On the other hand, it may be that speciesism is rearing its ugly head again in this case. Consider a parallel case in which research was being conducted for the good of human beings. Imagine that a tremendous amount of good could be done for human beings at large if we tested a particular product on a human being. The testing of this product would cause tremendous physical pain to the human being, and may even cause their death. Presumably, we would not think that it is justified to experiment on the human. The ends do not justify the means.  

One might think that one major difference between the case of testing on humans and the case of testing on animals is that humans are capable of giving consent and animals are not. So, on this view, if we kidnap a human for the purposes of experimenting on her to achieve some greater good, what we have done wrong, is, in part, violating the autonomy of the individual. Animals aren’t capable of giving consent, so it is not possible to violate their autonomy in this way.  

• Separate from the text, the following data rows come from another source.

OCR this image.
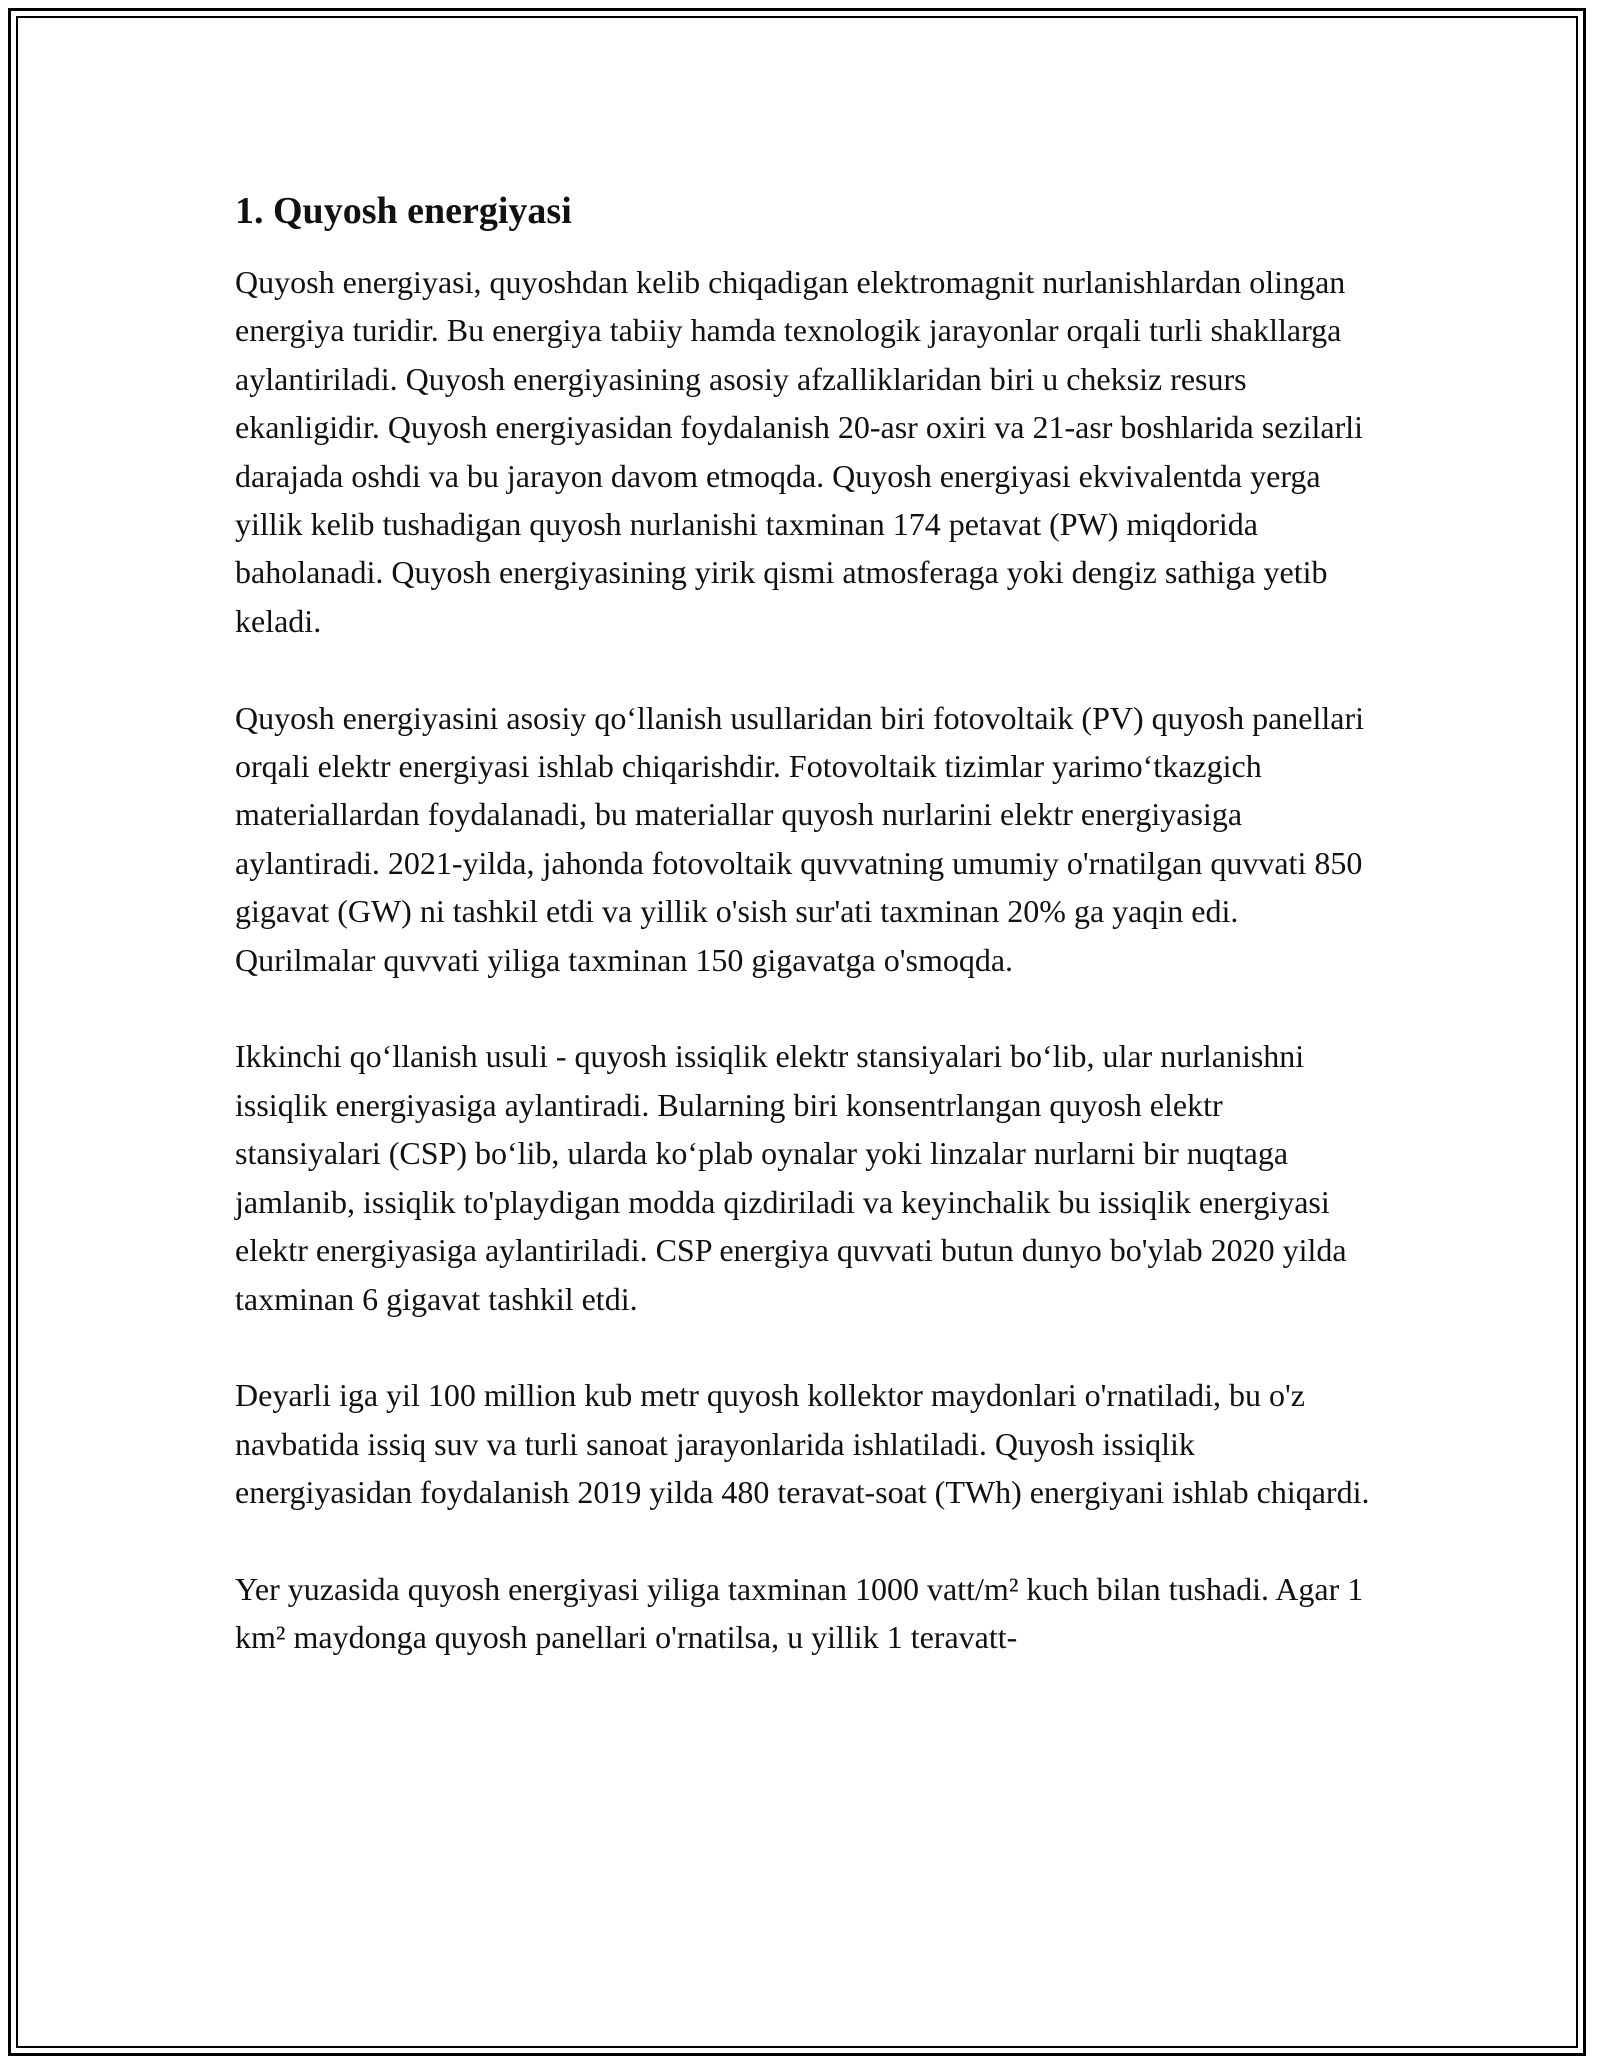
1. Quyosh energiyasi

Quyosh energiyasi, quyoshdan kelib chiqadigan elektromagnit nurlanishlardan olingan energiya turidir. Bu energiya tabiiy hamda texnologik jarayonlar orqali turli shakllarga aylantiriladi. Quyosh energiyasining asosiy afzalliklaridan biri u cheksiz resurs ekanligidir. Quyosh energiyasidan foydalanish 20-asr oxiri va 21-asr boshlarida sezilarli darajada oshdi va bu jarayon davom etmoqda. Quyosh energiyasi ekvivalentda yerga yillik kelib tushadigan quyosh nurlanishi taxminan 174 petavat (PW) miqdorida baholanadi. Quyosh energiyasining yirik qismi atmosferaga yoki dengiz sathiga yetib keladi.

Quyosh energiyasini asosiy qoʻllanish usullaridan biri fotovoltaik (PV) quyosh panellari orqali elektr energiyasi ishlab chiqarishdir. Fotovoltaik tizimlar yarimoʻtkazgich materiallardan foydalanadi, bu materiallar quyosh nurlarini elektr energiyasiga aylantiradi. 2021-yilda, jahonda fotovoltaik quvvatning umumiy o'rnatilgan quvvati 850 gigavat (GW) ni tashkil etdi va yillik o'sish sur'ati taxminan 20% ga yaqin edi. Qurilmalar quvvati yiliga taxminan 150 gigavatga o'smoqda.

Ikkinchi qoʻllanish usuli - quyosh issiqlik elektr stansiyalari boʻlib, ular nurlanishni issiqlik energiyasiga aylantiradi. Bularning biri konsentrlangan quyosh elektr stansiyalari (CSP) boʻlib, ularda koʻplab oynalar yoki linzalar nurlarni bir nuqtaga jamlanib, issiqlik to'playdigan modda qizdiriladi va keyinchalik bu issiqlik energiyasi elektr energiyasiga aylantiriladi. CSP energiya quvvati butun dunyo bo'ylab 2020 yilda taxminan 6 gigavat tashkil etdi.

Deyarli iga yil 100 million kub metr quyosh kollektor maydonlari o'rnatiladi, bu o'z navbatida issiq suv va turli sanoat jarayonlarida ishlatiladi. Quyosh issiqlik energiyasidan foydalanish 2019 yilda 480 teravat-soat (TWh) energiyani ishlab chiqardi.

Yer yuzasida quyosh energiyasi yiliga taxminan 1000 vatt/m² kuch bilan tushadi. Agar 1 km² maydonga quyosh panellari o'rnatilsa, u yillik 1 teravatt-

Under the microscope, this way of carving up the situation doesn’t track our ordinary discourse about consent. It is, of course, true, that humans are free to use freely (within limits) certain things that are incapable of giving consent. For example, humans can use grain and stone and so on without fear of violating any important moral principle. In other cases in which consent is not possible, we tend to have very different intuitions. Very young children, for example, aren’t capable of consent, and for that very reason we tend to think it is not morally permissible for us to use them as mere means to our own ends. Beings that are conscious but are incapable of giving consent seem worthy of special protection. So it seems wrong to test on them even if it is for the good of their own species. Is it speciesist to think that the ends can’t justify the means in the case of the unwilling human subject but not in the case of the unwilling non-human animal?

Testing on non-human animals for the sake of other non-human animals also raises other sets of unique moral concerns and questions. What is the proper rank ordering of moral obligations when the stakeholders are abstractions? Imagine that we are considering doing an experiment on Coco the chimpanzee. The experiment that we do on Coco might have implications for future chimpanzees with Coco’s condition. The research might, then, have a beneficial impact for Coco’s species—the species “chimpanzee.” Can the moral obligations that we have to concrete, suffering beings ever be outweighed by obligations that we have to abstractions like “future generations” or “survival of the species”?